Niet in de Schijf van Vijf staan producten:
  • met te veel zout, suiker, transvet of verzadigd vet of te weinig vezels. Denk aan roomboter, vet vlees, volle zuivelproducten, gezouten noten, witbrood en witte pasta.
  • met negatieve gezondheidseffecten als je er veel van neemt. Bijvoorbeeld vleeswaren, bewerkt vlees en dranken met veel suiker, zoals frisdrank en sap.
  • die niet bijdragen aan een gezonde voeding, zoals koek en snoep.
De producten buiten de Schijf van Vijf verschillen sterk van elkaar. Wij hanteren daarom een ‘eerste’ en ‘tweede’ keuze.

Vaste en rustige eetmomenten

Wij hanteren vaste eettijden.
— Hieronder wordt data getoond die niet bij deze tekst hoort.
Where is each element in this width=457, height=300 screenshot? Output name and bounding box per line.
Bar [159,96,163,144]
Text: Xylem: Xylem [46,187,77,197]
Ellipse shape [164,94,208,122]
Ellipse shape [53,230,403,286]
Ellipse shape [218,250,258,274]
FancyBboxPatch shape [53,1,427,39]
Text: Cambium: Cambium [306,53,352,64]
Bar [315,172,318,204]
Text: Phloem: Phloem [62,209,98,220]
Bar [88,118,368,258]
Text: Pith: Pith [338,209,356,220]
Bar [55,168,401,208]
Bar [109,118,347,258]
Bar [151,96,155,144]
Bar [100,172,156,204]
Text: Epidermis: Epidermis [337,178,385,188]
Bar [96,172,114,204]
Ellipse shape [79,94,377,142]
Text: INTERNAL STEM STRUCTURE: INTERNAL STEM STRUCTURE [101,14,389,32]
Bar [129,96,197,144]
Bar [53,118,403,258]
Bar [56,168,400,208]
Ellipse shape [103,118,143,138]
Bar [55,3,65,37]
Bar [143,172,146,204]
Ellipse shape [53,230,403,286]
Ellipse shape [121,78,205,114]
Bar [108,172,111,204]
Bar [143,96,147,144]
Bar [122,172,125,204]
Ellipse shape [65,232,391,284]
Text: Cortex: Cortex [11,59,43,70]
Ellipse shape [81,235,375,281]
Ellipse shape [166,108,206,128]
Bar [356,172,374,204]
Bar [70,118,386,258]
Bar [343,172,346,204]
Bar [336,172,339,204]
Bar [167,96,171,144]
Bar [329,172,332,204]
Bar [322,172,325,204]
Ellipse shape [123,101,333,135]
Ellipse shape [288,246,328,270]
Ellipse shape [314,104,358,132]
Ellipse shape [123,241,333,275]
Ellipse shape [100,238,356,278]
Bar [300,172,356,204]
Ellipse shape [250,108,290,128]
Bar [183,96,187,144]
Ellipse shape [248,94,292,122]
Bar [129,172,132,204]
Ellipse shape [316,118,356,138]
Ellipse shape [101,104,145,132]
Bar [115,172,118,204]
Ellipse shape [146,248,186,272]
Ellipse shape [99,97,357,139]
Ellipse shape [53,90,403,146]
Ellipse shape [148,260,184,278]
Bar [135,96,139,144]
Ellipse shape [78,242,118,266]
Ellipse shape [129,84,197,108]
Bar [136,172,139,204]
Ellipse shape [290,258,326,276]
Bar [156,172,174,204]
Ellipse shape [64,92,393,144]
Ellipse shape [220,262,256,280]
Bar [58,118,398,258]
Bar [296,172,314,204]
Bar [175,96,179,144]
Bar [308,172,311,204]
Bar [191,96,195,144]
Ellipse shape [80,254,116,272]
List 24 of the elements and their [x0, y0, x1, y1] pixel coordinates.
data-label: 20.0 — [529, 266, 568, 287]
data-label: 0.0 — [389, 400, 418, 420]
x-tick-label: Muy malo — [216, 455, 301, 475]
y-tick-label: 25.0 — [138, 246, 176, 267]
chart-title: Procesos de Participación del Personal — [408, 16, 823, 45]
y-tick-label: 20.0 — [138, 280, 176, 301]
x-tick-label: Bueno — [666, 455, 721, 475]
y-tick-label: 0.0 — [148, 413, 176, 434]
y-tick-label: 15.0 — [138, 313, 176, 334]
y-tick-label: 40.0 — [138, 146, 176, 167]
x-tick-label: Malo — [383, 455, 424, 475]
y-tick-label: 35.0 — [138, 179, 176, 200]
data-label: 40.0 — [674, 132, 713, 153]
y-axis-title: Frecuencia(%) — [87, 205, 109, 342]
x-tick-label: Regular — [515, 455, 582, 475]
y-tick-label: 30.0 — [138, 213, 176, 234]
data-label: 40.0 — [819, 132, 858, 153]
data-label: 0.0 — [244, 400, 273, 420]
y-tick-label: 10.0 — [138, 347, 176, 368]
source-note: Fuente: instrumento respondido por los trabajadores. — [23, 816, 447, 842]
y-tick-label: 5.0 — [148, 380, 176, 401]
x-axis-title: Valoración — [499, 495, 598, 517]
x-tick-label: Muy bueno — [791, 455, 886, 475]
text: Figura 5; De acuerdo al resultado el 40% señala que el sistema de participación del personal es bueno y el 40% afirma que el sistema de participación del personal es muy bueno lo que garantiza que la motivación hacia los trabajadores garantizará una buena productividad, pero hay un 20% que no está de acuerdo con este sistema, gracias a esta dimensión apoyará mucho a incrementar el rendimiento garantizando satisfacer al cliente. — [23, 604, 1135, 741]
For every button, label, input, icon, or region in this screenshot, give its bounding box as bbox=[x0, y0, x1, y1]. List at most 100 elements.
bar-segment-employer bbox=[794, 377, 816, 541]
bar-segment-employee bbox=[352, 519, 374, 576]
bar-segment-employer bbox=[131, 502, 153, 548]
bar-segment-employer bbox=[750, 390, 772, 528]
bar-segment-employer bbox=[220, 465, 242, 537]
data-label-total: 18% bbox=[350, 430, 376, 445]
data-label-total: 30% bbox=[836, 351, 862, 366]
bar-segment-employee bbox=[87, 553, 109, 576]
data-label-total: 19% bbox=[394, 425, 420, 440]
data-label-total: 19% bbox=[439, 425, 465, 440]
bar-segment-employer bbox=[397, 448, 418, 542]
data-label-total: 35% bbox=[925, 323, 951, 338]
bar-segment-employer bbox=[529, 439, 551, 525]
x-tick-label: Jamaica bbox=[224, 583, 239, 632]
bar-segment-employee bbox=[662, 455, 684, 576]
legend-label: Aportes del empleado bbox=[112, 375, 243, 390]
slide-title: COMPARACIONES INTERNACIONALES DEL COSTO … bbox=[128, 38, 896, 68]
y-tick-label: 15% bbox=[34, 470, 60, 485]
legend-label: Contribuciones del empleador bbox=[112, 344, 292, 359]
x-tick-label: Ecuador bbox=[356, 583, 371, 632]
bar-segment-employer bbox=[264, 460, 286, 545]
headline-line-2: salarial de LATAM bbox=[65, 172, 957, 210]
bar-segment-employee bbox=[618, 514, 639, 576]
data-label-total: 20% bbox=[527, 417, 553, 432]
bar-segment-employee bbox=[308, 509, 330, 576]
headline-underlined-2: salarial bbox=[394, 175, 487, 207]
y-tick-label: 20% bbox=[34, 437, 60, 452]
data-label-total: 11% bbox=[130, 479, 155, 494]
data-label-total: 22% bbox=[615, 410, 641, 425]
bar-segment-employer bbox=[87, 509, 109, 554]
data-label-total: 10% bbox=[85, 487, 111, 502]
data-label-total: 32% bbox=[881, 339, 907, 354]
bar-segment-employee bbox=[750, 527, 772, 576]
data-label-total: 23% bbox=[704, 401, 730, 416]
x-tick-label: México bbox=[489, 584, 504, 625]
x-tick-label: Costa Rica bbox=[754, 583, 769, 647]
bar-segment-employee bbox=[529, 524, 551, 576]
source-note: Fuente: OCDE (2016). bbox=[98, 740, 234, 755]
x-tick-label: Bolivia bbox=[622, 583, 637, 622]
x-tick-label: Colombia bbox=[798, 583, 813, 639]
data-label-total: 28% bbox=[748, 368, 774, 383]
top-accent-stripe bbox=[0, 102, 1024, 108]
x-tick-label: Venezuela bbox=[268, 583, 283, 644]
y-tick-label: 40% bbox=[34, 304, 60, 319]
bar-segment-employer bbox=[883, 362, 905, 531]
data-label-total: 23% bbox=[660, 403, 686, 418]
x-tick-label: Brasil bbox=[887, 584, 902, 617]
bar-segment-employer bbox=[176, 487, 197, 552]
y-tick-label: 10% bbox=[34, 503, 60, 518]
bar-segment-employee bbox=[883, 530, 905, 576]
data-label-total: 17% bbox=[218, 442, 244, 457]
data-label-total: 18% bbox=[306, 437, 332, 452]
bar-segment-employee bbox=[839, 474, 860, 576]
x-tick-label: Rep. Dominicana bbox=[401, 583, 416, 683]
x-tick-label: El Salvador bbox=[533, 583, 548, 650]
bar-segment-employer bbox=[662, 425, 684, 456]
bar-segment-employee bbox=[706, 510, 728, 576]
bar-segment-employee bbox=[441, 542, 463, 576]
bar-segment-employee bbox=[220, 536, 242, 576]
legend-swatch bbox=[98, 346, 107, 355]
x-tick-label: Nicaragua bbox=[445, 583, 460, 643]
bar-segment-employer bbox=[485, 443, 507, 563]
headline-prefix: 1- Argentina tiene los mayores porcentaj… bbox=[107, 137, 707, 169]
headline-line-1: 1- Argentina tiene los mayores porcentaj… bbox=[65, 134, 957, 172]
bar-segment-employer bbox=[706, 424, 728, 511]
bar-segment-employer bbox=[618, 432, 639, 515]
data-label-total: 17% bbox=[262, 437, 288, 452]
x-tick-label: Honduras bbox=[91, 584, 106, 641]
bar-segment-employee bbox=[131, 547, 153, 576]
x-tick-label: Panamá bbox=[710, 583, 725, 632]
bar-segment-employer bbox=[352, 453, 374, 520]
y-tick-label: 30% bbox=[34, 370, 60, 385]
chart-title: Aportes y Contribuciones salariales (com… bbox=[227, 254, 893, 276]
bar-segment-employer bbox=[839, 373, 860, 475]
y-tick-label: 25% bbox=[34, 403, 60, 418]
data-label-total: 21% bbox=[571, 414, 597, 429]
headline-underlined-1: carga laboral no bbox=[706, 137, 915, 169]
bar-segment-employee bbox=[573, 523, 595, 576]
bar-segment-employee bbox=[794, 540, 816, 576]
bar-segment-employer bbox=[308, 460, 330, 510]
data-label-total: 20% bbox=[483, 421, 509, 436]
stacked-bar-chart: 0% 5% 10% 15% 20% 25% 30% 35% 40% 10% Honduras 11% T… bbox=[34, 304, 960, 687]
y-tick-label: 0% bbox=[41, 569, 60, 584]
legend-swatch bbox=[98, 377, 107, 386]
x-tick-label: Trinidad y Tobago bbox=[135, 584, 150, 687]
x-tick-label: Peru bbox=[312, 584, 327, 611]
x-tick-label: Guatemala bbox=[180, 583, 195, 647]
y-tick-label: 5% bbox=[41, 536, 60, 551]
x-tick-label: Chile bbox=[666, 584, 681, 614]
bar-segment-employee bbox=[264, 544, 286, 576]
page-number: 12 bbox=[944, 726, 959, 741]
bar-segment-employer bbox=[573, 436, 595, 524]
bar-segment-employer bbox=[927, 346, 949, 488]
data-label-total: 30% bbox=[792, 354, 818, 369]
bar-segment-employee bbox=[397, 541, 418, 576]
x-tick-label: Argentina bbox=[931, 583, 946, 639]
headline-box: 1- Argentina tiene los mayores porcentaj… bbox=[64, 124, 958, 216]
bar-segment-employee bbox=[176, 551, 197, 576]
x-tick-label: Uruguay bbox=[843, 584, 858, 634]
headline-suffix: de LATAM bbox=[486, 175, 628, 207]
Dit zorgt voor een herkenbaar ritme en dat levert de kinderen rust op. We eten samen aan tafel, zowel tussen de middag als bij de warme maaltijd en bij tussendoor momenten. Dit is gezellig en het zorgt voor duidelijke eetmomenten. We nemen rustig de tijd om te eten en zorgen voor een fijne sfeer, maar we tafelen niet te lang. We starten de broodmaaltijd op zijn vroegst om half 12 en zijn uiterlijk half 1 klaar. De warme maaltijd start om half 5 en is uiterlijk om kwart over 5 klaar. Onze pedagogisch medewerkers geven het goede voorbeeld aan tafel. Zij eten samen met de kinderen, ze begeleiden de kinderen bij de maaltijd en hebben een voorbeeldfunctie. Onze pedagogisch medewerkers bepalen wanneer het kind eet, het kind bepaalt uit een gezond voedingsaanbod wat het eet en hoeveel het daarvan eet (met een maximum van drie boterhammen). We dringen geen eten op. Bij baby’s en jonge kinderen overleggen we altijd met ouders welk schema zij hanteren. Dit kan afwijken van onze vaste eet en drinkmomenten. Langzamerhand werken we, in overleg met ouders, naar onze vaste eet- en drinkmomenten toe.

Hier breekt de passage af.